Spent some time diving into the code to figure out the name obfuscation algorithm. The description from @sylvester334 helped a ton with this, but also cheers to smilegate for leaving the appropriately named FFileManagerWindows::ObfuscateFilename symbol in the EFGame DLL

In short, the names are shifted around by a fixed amount based on the length of the string. Certain characters are first escaped before they are obfuscated, using a pair of characters based on the position % 4 inside the input string. The following table is used for that purpose:
TABLE = {
"Q": ["QP", "QD", "QW", "Q4"],
"-": ["QL", "QB", "QO", "Q5"],
"_": ["QC", "QN", "QT", "Q9"],
"X": ["XU", "XN", "XH", "X3"],
"!": ["XW", "XS", "XZ", "X0"],
}
If Q, -, _, X or ! appear in the input string, they will be replaced by one of these based on the position in the string, % 4. In other words, if the 3rd character (idx = 2) is a _, it will be replaced by QT (since 2 % 4 == 2, TABLE['_'][2] == "QT").
Some examples:
LV_LUT_Commander_Valtan_Extreme becomes LVQTLUTQ9COMMANDERQTVALTANQTEXNTREME
LV_ELG_Kayangel_ED_01_H becomes LVQTELGQ9KAYANGELQNEDQN01QNH
SGintro_Warning becomes SGINTROQ9WARNING
Afterwards, the ascii values will be rotated according to a simple caesar cipher, where rotation is offset by the length of the escaped string. This works for all strings longer than 20 characters.

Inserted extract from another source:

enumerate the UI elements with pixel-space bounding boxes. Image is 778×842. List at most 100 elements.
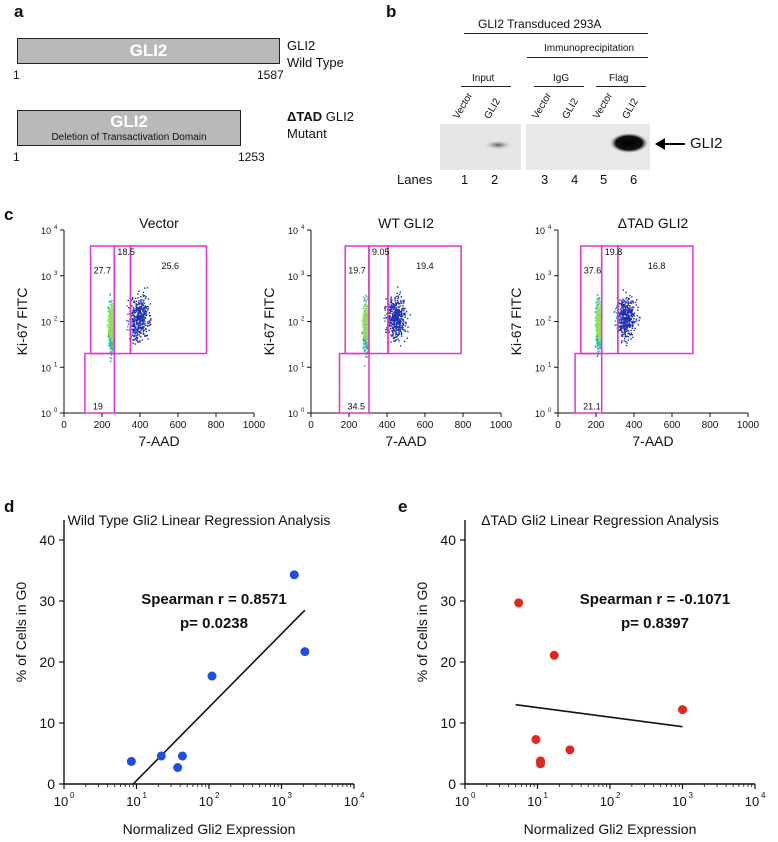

For inputs shorter than 20 characters, the input will be padded by adding a `!` and several `.`s until 20 characters are reached. This string is then escaped. The obfuscation loop then overwrites the period characters with earlier emitted characters, roughly according to the following pseudocode:
if input[i + unpadded_length] == '.' {
input[i + unpadded_length] = output[i]
}
For deobfuscation of filenames, you simply reverse the shift, undo the escaping (by checking every pair of characters, seeing if they are in the table and the position % 4 matches the expected substitution, and then replacing the pair with the original character), and possibly split by ! if the original input was padded.